Un’idea se la sarà fatta Frank Cascio, l’ex manager americano della popstar Michael Jackson, sbarcato in Sicilia nel 2016 e nel 2017 e intenzionato ad acquisire le quote di maggioranza del club. La prima volta porto con sé due figure da inserire nell’organigramma societario: l’ex giocatore di baseball Mike Piazza e il meno noto John Viola, che quando Instagram non era ancora Instagram, utilizzò i social per fare sognare i tifosi. La seconda volta Cascio arrivò come ambassador del marchio “Gustoso”, ma anche in quella circostanza non ebbe la forza di passare al “dunque”: e l’ipotesi si è arenata. Chi riuscì, invece, a sedersi allo stesso tavolo di Zamparini per confezionare il closing di fronte ai giornalisti fu uno dei personaggi più eccentrici passati da Palermo: l’ex Iena Paul Baccaglini, nelle vesti di capo-cordata di un gruppo americano. Ma se di fronte alle telecamere era tutto fatto, e Baccaglini riuscì a diventare persino presidente del club e rilasciare interviste (si fece addirittura tatuare l’aquila rosanero sul fianco), Zamparini studiò bene le carte e decise che non era cosa: il 1° luglio 2018 annunciò che “salta tutto” perché mancano le solite garanzie finanziarie.

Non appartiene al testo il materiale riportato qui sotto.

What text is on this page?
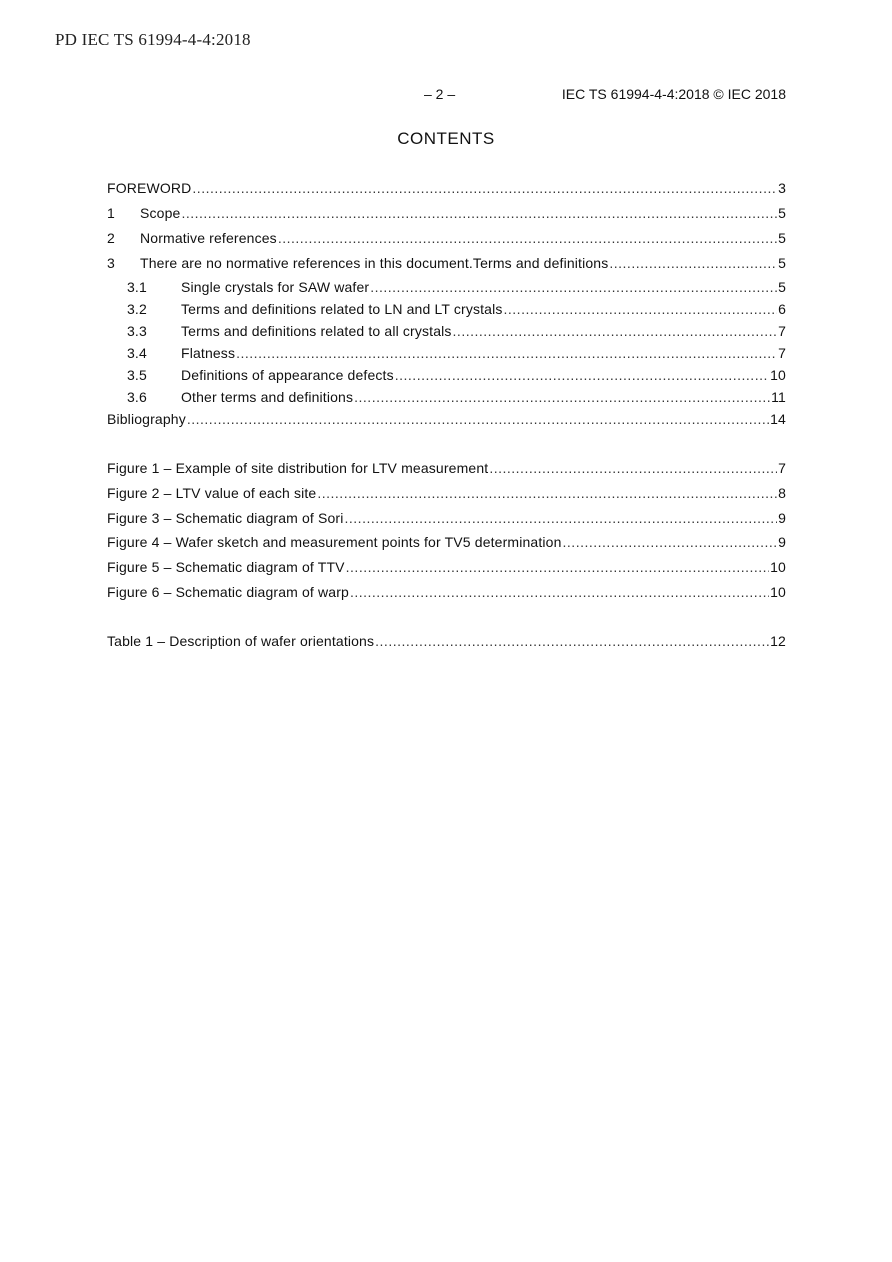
PD IEC TS 61994-4-4:2018
– 2 –	IEC TS 61994-4-4:2018 © IEC 2018
CONTENTS
FOREWORD .....	3
1	Scope .....	5
2	Normative references .....	5
3	There are no normative references in this document.Terms and definitions .....	5
3.1	Single crystals for SAW wafer .....	5
3.2	Terms and definitions related to LN and LT crystals .....	6
3.3	Terms and definitions related to all crystals .....	7
3.4	Flatness .....	7
3.5	Definitions of appearance defects .....	10
3.6	Other terms and definitions .....	11
Bibliography .....	14
Figure 1 – Example of site distribution for LTV measurement .....	7
Figure 2 – LTV value of each site .....	8
Figure 3 – Schematic diagram of Sori .....	9
Figure 4 – Wafer sketch and measurement points for TV5 determination .....	9
Figure 5 – Schematic diagram of TTV .....	10
Figure 6 – Schematic diagram of warp .....	10
Table 1 – Description of wafer orientations .....	12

Il resto è storia dei giorni nostri. Prima arriva Follieri, che si presenta con un bonifico da 40 milioni per convincere Zamparini a cedere. Non basta. Poi Sport Capital Group, che si presenta con dieci euro (letteralmente, il costo dell’operazione di acquisto da parte degli inglesi) e con David Platt, ex bandiera sbiadita di Samp e Juventus, l’unico a saper parlare un pizzico d’italiano a quella conferenza stampa del 4 dicembre, dove i silenzi furono più delle parole. E dove il presidente incaricato, Clive Richardson, non volle svelare nemmeno sotto tortura i nomi e i volti legati a questo storico passaggio di proprietà. Che si rivelò una presa per i fondelli epocale, durata lo spazio di pochi mesi. Gli inglesi furono accolti e scaricati da Zamparini, che nel frattempo istruiva i suoi avvocati per venire a capo di un processo difficile e dall’altro i suoi fedeli, la Daniela De Angeli e il Rino Foschi, per salvare temporaneamente capra e cavoli ed evitare il linciaggio della piazza.
Ricordate il famoso regalo di Zamparini come sua ultima mossa da proprietario? Sembra un deja vu, ma qualche giorno fa Rino Foschi ha annunciato che la cessione del Palermo è vicina. Magari agli americani di York Capital, anche se le conferme e le smentite si susseguono al ritmo del giorno e della notte. “Questo sarà il mio ultimo regalo ai tifosi del Palermo” aveva detto Foschi, preannunciando l’uscita di scena. Laddove lo scherzo rasenta la finzione provoca turbamento. E i tifosi non ne possono davvero più di quello che pareva un sogno fresco di stampa che rischia di diventare un incubo. E nella peggiore delle ipotesi, carta straccia.